Lo que hasta hace meses parecía imposible —ver a Espinosa de los Monteros abrazado por la cúpula del Partido Popular— es ahora una realidad insultante para quien conserve algo de memoria política. Atrás quedaron las soflamas de Tellado, las diatribas de Feijóo y los cortes de mangas dialécticos entre Génova y la vieja cúpula de Vox. Donde antes hubo palabras como “radical” y “extremista”, hoy hay palmaditas en la espalda, sonrisas y la puesta en marcha de una maquinaria perfectamente calculada con un único objetivo: echar a Sánchez de La Moncloa, sea a costa de lo que sea.

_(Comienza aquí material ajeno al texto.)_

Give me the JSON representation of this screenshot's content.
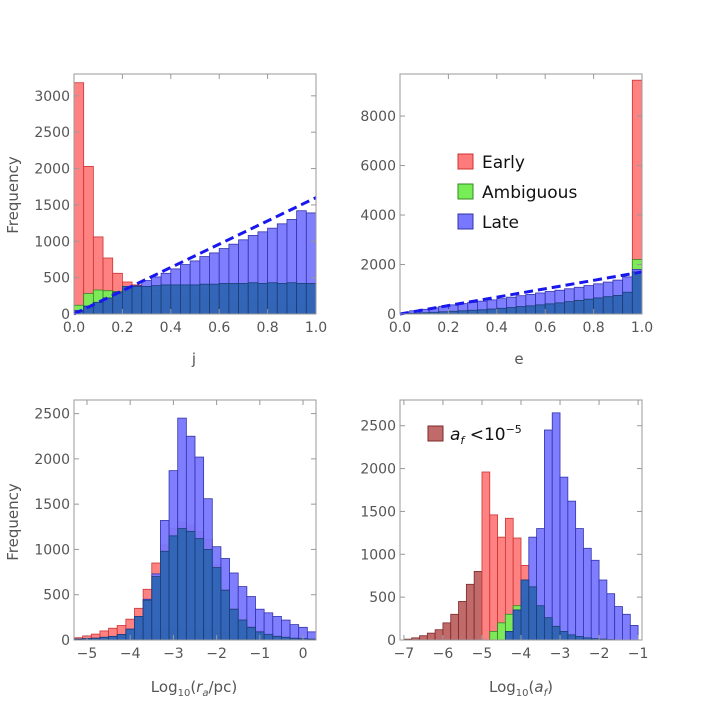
{
  "colors": {
    "early": "#ff7b7b",
    "early_edge": "#cc3333",
    "ambiguous": "#77ee55",
    "ambiguous_edge": "#338822",
    "late": "#7777ff",
    "late_edge": "#3333aa",
    "af_small": "#c06a6a",
    "af_small_edge": "#7a2a2a",
    "fit_line": "#1818ee"
  },
  "chart_data": [
    {
      "id": "j",
      "type": "histogram",
      "xlabel": "j",
      "ylabel": "Frequency",
      "xlim": [
        0,
        1
      ],
      "ylim": [
        0,
        3300
      ],
      "xticks": [
        "0.0",
        "0.2",
        "0.4",
        "0.6",
        "0.8",
        "1.0"
      ],
      "yticks": [
        "0",
        "500",
        "1000",
        "1500",
        "2000",
        "2500",
        "3000"
      ],
      "bins": {
        "start": 0,
        "width": 0.04,
        "count": 25
      },
      "series": [
        {
          "name": "Early",
          "color_key": "early",
          "values": [
            3180,
            2030,
            1060,
            770,
            560,
            440,
            400,
            360,
            330,
            300,
            280,
            260,
            240,
            220,
            210,
            200,
            190,
            180,
            175,
            170,
            165,
            160,
            150,
            145,
            140
          ]
        },
        {
          "name": "Ambiguous",
          "color_key": "ambiguous",
          "values": [
            120,
            280,
            330,
            320,
            310,
            300,
            290,
            280,
            270,
            260,
            250,
            240,
            230,
            220,
            210,
            200,
            190,
            180,
            170,
            160,
            150,
            140,
            130,
            120,
            110
          ]
        },
        {
          "name": "Late",
          "color_key": "late",
          "values": [
            50,
            110,
            160,
            220,
            280,
            330,
            390,
            460,
            510,
            560,
            620,
            680,
            730,
            790,
            840,
            900,
            960,
            1020,
            1080,
            1130,
            1180,
            1240,
            1300,
            1420,
            1390
          ]
        },
        {
          "name": "",
          "color_key": "overlap",
          "values": [
            40,
            100,
            160,
            220,
            300,
            380,
            380,
            380,
            390,
            400,
            400,
            400,
            400,
            410,
            410,
            420,
            420,
            420,
            430,
            420,
            430,
            420,
            430,
            420,
            420
          ]
        }
      ],
      "fit_line": {
        "x": [
          0,
          1
        ],
        "y": [
          0,
          1600
        ]
      }
    },
    {
      "id": "e",
      "type": "histogram",
      "xlabel": "e",
      "ylabel": "",
      "xlim": [
        0,
        1
      ],
      "ylim": [
        0,
        9700
      ],
      "xticks": [
        "0.0",
        "0.2",
        "0.4",
        "0.6",
        "0.8",
        "1.0"
      ],
      "yticks": [
        "0",
        "2000",
        "4000",
        "6000",
        "8000"
      ],
      "bins": {
        "start": 0,
        "width": 0.04,
        "count": 25
      },
      "series": [
        {
          "name": "Early",
          "color_key": "early",
          "values": [
            10,
            20,
            30,
            40,
            50,
            60,
            70,
            80,
            90,
            100,
            110,
            120,
            130,
            140,
            150,
            160,
            170,
            180,
            200,
            220,
            240,
            270,
            300,
            400,
            9450
          ]
        },
        {
          "name": "Ambiguous",
          "color_key": "ambiguous",
          "values": [
            10,
            30,
            50,
            70,
            90,
            110,
            130,
            150,
            170,
            190,
            210,
            230,
            250,
            270,
            290,
            310,
            330,
            350,
            380,
            410,
            440,
            480,
            530,
            700,
            2200
          ]
        },
        {
          "name": "Late",
          "color_key": "late",
          "values": [
            40,
            130,
            190,
            250,
            310,
            370,
            420,
            470,
            520,
            570,
            620,
            680,
            740,
            790,
            850,
            910,
            960,
            1020,
            1080,
            1150,
            1220,
            1290,
            1370,
            1500,
            1800
          ]
        },
        {
          "name": "",
          "color_key": "overlap",
          "values": [
            10,
            30,
            50,
            70,
            90,
            110,
            130,
            150,
            170,
            200,
            230,
            260,
            300,
            330,
            370,
            410,
            450,
            500,
            550,
            600,
            650,
            700,
            750,
            880,
            1700
          ]
        }
      ],
      "fit_line": {
        "x": [
          0,
          1
        ],
        "y": [
          0,
          1700
        ]
      },
      "legend": [
        "Early",
        "Ambiguous",
        "Late"
      ]
    },
    {
      "id": "ra",
      "type": "histogram",
      "xlabel": "Log10(ra/pc)",
      "ylabel": "Frequency",
      "xlim": [
        -5.3,
        0.3
      ],
      "ylim": [
        0,
        2650
      ],
      "xticks": [
        "-5",
        "-4",
        "-3",
        "-2",
        "-1",
        "0"
      ],
      "xtick_values": [
        -5,
        -4,
        -3,
        -2,
        -1,
        0
      ],
      "yticks": [
        "0",
        "500",
        "1000",
        "1500",
        "2000",
        "2500"
      ],
      "bins": {
        "start": -5.3,
        "width": 0.2,
        "count": 28
      },
      "series": [
        {
          "name": "Early",
          "color_key": "early",
          "values": [
            25,
            45,
            65,
            100,
            130,
            160,
            230,
            350,
            560,
            850,
            1050,
            1230,
            1300,
            1270,
            1200,
            1110,
            830,
            560,
            350,
            230,
            150,
            100,
            70,
            50,
            35,
            25,
            15,
            10
          ]
        },
        {
          "name": "Ambiguous",
          "color_key": "ambiguous",
          "values": [
            0,
            0,
            5,
            10,
            15,
            25,
            40,
            60,
            80,
            100,
            120,
            130,
            140,
            140,
            130,
            120,
            100,
            80,
            60,
            40,
            30,
            20,
            15,
            10,
            5,
            5,
            0,
            0
          ]
        },
        {
          "name": "Late",
          "color_key": "late",
          "values": [
            10,
            15,
            20,
            30,
            40,
            60,
            120,
            260,
            450,
            730,
            1320,
            1870,
            2450,
            2250,
            2020,
            1560,
            1030,
            900,
            740,
            590,
            480,
            340,
            300,
            260,
            220,
            170,
            140,
            90
          ]
        },
        {
          "name": "",
          "color_key": "overlap",
          "values": [
            10,
            15,
            20,
            30,
            40,
            60,
            120,
            260,
            440,
            700,
            980,
            1150,
            1230,
            1200,
            1120,
            1000,
            800,
            550,
            340,
            220,
            140,
            90,
            60,
            40,
            30,
            20,
            15,
            10
          ]
        }
      ]
    },
    {
      "id": "af",
      "type": "histogram",
      "xlabel": "Log10(af)",
      "ylabel": "",
      "xlim": [
        -7.1,
        -0.9
      ],
      "ylim": [
        0,
        2800
      ],
      "xticks": [
        "-7",
        "-6",
        "-5",
        "-4",
        "-3",
        "-2",
        "-1"
      ],
      "xtick_values": [
        -7,
        -6,
        -5,
        -4,
        -3,
        -2,
        -1
      ],
      "yticks": [
        "0",
        "500",
        "1000",
        "1500",
        "2000",
        "2500"
      ],
      "bins": {
        "start": -7.0,
        "width": 0.2,
        "count": 30
      },
      "series": [
        {
          "name": "af<10^-5",
          "color_key": "af_small",
          "values": [
            10,
            25,
            50,
            80,
            120,
            200,
            300,
            450,
            650,
            800,
            0,
            0,
            0,
            0,
            0,
            0,
            0,
            0,
            0,
            0,
            0,
            0,
            0,
            0,
            0,
            0,
            0,
            0,
            0,
            0
          ]
        },
        {
          "name": "Early",
          "color_key": "early",
          "values": [
            0,
            0,
            0,
            0,
            0,
            0,
            0,
            0,
            0,
            0,
            1960,
            1460,
            1200,
            1420,
            1190,
            870,
            620,
            400,
            260,
            160,
            100,
            60,
            40,
            25,
            15,
            10,
            5,
            0,
            0,
            0
          ]
        },
        {
          "name": "Ambiguous",
          "color_key": "ambiguous",
          "values": [
            0,
            0,
            0,
            0,
            0,
            0,
            0,
            0,
            0,
            0,
            0,
            100,
            200,
            300,
            400,
            500,
            450,
            350,
            250,
            150,
            100,
            50,
            30,
            20,
            10,
            5,
            0,
            0,
            0,
            0
          ]
        },
        {
          "name": "Late",
          "color_key": "late",
          "values": [
            0,
            0,
            0,
            0,
            0,
            0,
            0,
            0,
            0,
            0,
            0,
            0,
            0,
            100,
            350,
            700,
            1200,
            1300,
            2450,
            2650,
            1900,
            1620,
            1300,
            1070,
            930,
            700,
            540,
            390,
            300,
            170
          ]
        },
        {
          "name": "",
          "color_key": "overlap",
          "values": [
            0,
            0,
            0,
            0,
            0,
            0,
            0,
            0,
            0,
            0,
            0,
            0,
            0,
            100,
            350,
            700,
            620,
            400,
            260,
            160,
            100,
            60,
            40,
            25,
            15,
            10,
            5,
            0,
            0,
            0
          ]
        }
      ],
      "legend": [
        "af<10^-5"
      ]
    }
  ],
  "legends": {
    "e_panel": [
      "Early",
      "Ambiguous",
      "Late"
    ],
    "af_panel_label": "a",
    "af_panel_sub": "f",
    "af_panel_rest": " <10",
    "af_panel_exp": "−5"
  },
  "axis_label_parts": {
    "ra_prefix": "Log",
    "ra_base": "10",
    "ra_open": "(",
    "ra_r": "r",
    "ra_sub": "a",
    "ra_close": "/pc)",
    "af_prefix": "Log",
    "af_base": "10",
    "af_open": "(",
    "af_a": "a",
    "af_sub": "f",
    "af_close": ")"
  }
}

La estrategia no esconde su crudeza ni su indecencia. El Partido Popular ha dejado claro que, en su desesperación por sumar fuerzas, toda frontera ideológica puede saltar por los aires si el botín es el Gobierno de España. Feijóo, ese adalid de la moderación que juraba no cruzar ciertas líneas, se ha lanzado con entusiasmo a cortejar a quien hasta hace un suspiro era la bestia negra de la “España sensata”. Espinosa es recibido con los brazos abiertos, como si la historia reciente de acusaciones y portazos jamás hubiera existido.

Miguel Tellado, ajeno por completo a la ironía, abandona el personaje de aguafiestas para convertirse en anfitrión del think tank “Atenea”. Lo que ayer era anatema, hoy es “bienvenido a casa”; lo que se mascaba con desprecio, ahora es útil para la causa. El PP apadrina cada idea, legitima cada propuesta, bendice cada nuevo paso de Espinosa de los Monteros en la arena pública, sin el más mínimo rubor por los bandazos dados.
La operación es tan transparente como cínica: el mensaje es claro para la derecha desencantada. Vox es un traje chico para los sueños de grandeza del PP. Espinosa de los Monteros se exhibe como ejemplo del que “sabe sumar para España”, mientras Génova convierte las viejas guerras de la derecha en meros recuerdos difusos que conviene enterrar. Los populares se han lanzado a por el electorado que aún flirtea con Vox, sabiendo que ahí está el millón de votos que puede inclinar la balanza nacional. Para lograrlo, todo vale: alianzas, rehacer amistades y, por supuesto, reescribir la historia a conveniencia.
El discurso oficial repite que lo importante ahora es “aportar soluciones” y “abrir un debate de regeneración”. Pero la regeneración que anuncian es pura cosmética. La verdadera jugada es amarrar el bloque, sumar activos y presentar la imagen de una derecha fuerte, musculada, imbatible en el objetivo de desalojar a Sánchez. Ni Vox ni sus viejos fantasmas internos serán ahora un obstáculo: no hay espacio para la memoria cuando se juega el asalto final.
Feijóo parece haber entendido que, para llegar a la Moncloa, la pureza ideológica sólo estorba. El PP gana presencia, músculo mediático y base social con la operación Espinosa. Tellado abandona su disfraz, se calza el traje de hombre de Estado y asume que las palabras se las lleva el viento, pero los votos se quedan. La antigua crítica de que Espinosa era “demasiado ultra” se ha archivado: la realidad del calendario electoral ha impuesto su lógica.
Mientras, el nuevo tándem sonríe, posa para la prensa y se presenta como el equipo del cambio, de la España posible, de la solución a todos los problemas que el PP denuncia con vehemencia cuando gobierna otro. Lo cierto es que, tras este abrazo, no queda nada de la vieja doctrina: el PP se ha convertido en un partido sin memoria, dispuesto a pasar por encima de lo que sea para recuperar el poder.
Este pacto, camuflado de foro de ideas y buen rollo, es la prueba definitiva de que la moral política sólo es un decorado, y que el odio al adversario puede más que cualquier viejo orgullo partidista. Feijóo, Tellado y Espinosa representan la nueva derecha española: pragmática hasta la náusea, amnésica cuando conviene, implacable en su ambición. Mientras tanto, los ciudadanos ven cómo lo que ayer era impensable hoy se celebra como genio estratégico, y lo que fue disputa ideológica se transforma en foto de familia, con una única consigna: todo por echar a Sánchez… y que arda la memoria.